В рождественские каникулы он каждый вечер целыми часами репетировал пьеску, написанную специально для Элеоноры. Небольшая роль отводилась в ней и Скотти (значительная трата времени с его стороны, если учесть размер аудитории — отец, мать, Фрэнсис и я). Эта затея, как мне кажется, служила продолжением его непрекращающихся усилий внушить Элеоноре веру в себя. Для подтверждения своей догадки приведу еще один пример. Из Европы он привез довольно обширную коллекцию куколок и игрушечных деталей пейзажа, оловянных солдатиков, рыцарей, гренадеров, крестьян, домашних животных, рабов-галлов со скованными за спиной руками и даже миниатюрные оазисы. Однажды, разложив все эти сокровища на обеденном столе, он предложил Скотти, мне и Элеоноре воссоздать различные пейзажи. После того как мы закончили свои построения, он вошел в комнату с присущей ему наполеоновской решимостью и, сложив на груди руки, обозрел результаты наших трудов. Подумав с минуту, он объявил победителем Элеонору отчасти потому, что ее задание — построить ферму в Бретани — было самым легким и почти исключало возможность ошибки, но также, мне кажется, и потому, что он хотел вселить уверенность в самого юного и испытывавшего наибольшее волнение участника «конкурса». Именно по этой же причине он пригрозил, когда ему показалось, что я слишком дразню Элеонору, порвать с нами контракт на аренду дома, если я и дальше буду приставать к ней.
Элеоноре и мне (но, по-видимому, не Скотти в силу ее близости к нему) всегда казалось, что Фицджеральд обладал даром волшебника. Неистощимый на выдумки, он постоянно что-то затевал вместе с нами и вечно нас тормошил. Пребывание с ним наполняло радостью каждую минуту. После него общение с другими взрослыми казалось скучным. Происходило это не потому, что он был наделен какими-то особыми качествами, а просто в силу любви, увлеченности и изобретательности, которые он вкладывал во все, что бы ни делал для нас. Свои трюки с картами — кстати, самые элементарные, — он проделывал, используя специальную колоду карт — белые узоры на черном фоне на обратной стороне карт — и напустив на себя загадочный вид, так что через какое-то время заставлял нас поверить, что колода заколдована. Те же самые свойства он проявлял, когда помогал нам однажды строить иглу[148]

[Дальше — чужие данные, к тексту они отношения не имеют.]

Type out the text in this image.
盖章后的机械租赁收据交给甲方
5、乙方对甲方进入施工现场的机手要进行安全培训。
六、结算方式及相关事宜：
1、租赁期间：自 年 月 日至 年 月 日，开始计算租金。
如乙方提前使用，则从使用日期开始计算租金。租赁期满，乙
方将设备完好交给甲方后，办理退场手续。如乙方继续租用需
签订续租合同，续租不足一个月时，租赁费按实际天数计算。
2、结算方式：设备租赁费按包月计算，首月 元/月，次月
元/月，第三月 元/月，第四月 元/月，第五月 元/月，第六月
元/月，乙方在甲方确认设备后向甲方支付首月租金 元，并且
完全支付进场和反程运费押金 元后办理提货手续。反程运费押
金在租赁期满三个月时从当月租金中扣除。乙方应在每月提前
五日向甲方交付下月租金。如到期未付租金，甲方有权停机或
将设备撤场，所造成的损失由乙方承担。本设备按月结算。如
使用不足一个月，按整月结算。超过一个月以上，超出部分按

во время заморозков, последовавших сразу же за метелью. В шляпе, галошах и пальто с поднятым воротником он присоединился к нам и показал, как вырезать из слежавшегося снега кирпичи и подгонять их один к другому. Ледяной домик оказался таким большим, что все мы поместились в нем. Фицджеральд, конечно, не мог навсегда сохранить сооруженное нами строение — на это его волшебства не хватало, — но я хорошо помню, что, когда наступила оттепель, остатки снега на том месте, где стояла иглу, растаяли самыми последними.В отношении Скотти Фицджеральд был объективен и подобающе скромен, хотя нельзя было не видеть, что он обожал ее и гордился ею. Она заставляла его полнее чувствовать долг по отношению к жизни, и значение дочери в его судьбе возрастало по мере угасания Зельды и превращения ее в ребенка. На протяжении ряда лет его лучшие рассказы возникали из отеческой заботы о ней: «Опять Вавилон», «Детский праздник», небольшой, но очаровательный «На улице, где живет столяр» и самый последний — «Семья на ветру», в котором любовь врача-алкоголика к маленькой девочке становится единственной опорой его жизни.

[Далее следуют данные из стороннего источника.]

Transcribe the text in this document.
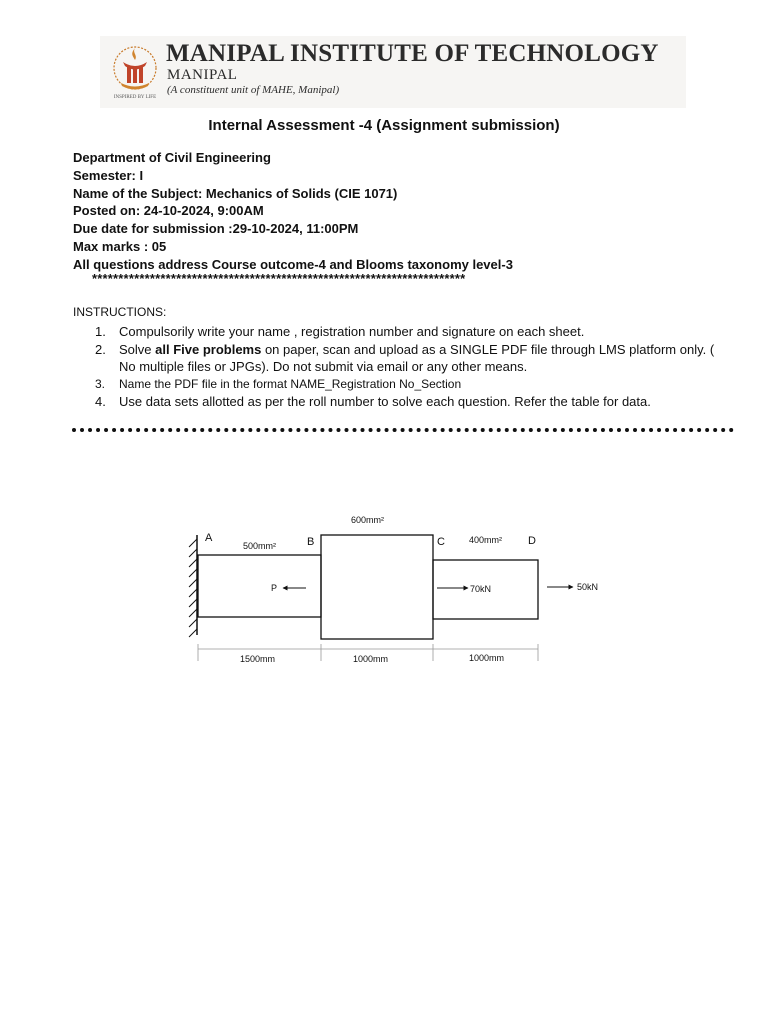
INSPIRED BY LIFE
MANIPAL INSTITUTE OF TECHNOLOGY
MANIPAL
(A constituent unit of MAHE, Manipal)
Internal Assessment -4 (Assignment submission)
Department of Civil Engineering
Semester: I
Name of the Subject: Mechanics of Solids (CIE 1071)
Posted on: 24-10-2024, 9:00AM
Due date for submission :29-10-2024, 11:00PM
Max marks : 05
All questions address Course outcome-4 and Blooms taxonomy level-3
***********************************************************************
INSTRUCTIONS:
1. Compulsorily write your name , registration number and signature on each sheet.
2. Solve all Five problems on paper, scan and upload as a SINGLE PDF file through LMS platform only. ( No multiple files or JPGs). Do not submit via email or any other means.
3. Name the PDF file in the format NAME_Registration No_Section
4. Use data sets allotted as per the roll number to solve each question. Refer the table for data.
A	B	C	D
500mm²
600mm²
400mm²
P	70kN	50kN
1500mm	1000mm	1000mm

Скотти достаточно натерпелась в детстве, прошедшем в странствиях. Правда, возле нее неотступно хлопотала гувернантка, строго следившая за ее воспитанием. После заболевания Зельды Фицджеральд старался заменить ей мать. Именно он устраивал игры и праздники для Скотти, беспокоился о ее одежде и смотрел за тем, чтобы у нее всегда были нужные ей бальные туфельки. Он уделял ей много внимания, но и многого ожидал в ответ. Он предъявлял к ней самые высокие требования и стремился, чтобы она первенствовала во всем — в проявлении хороших манер, во французском, в прыжках в высоту и в игре в теннис. Фицджеральд хотел от нее одновременно твердости и женственности, способности самой устроить свою жизнь и в то же время умения ценить роскошь тех, кому не надо было заботиться о хлебе насущном.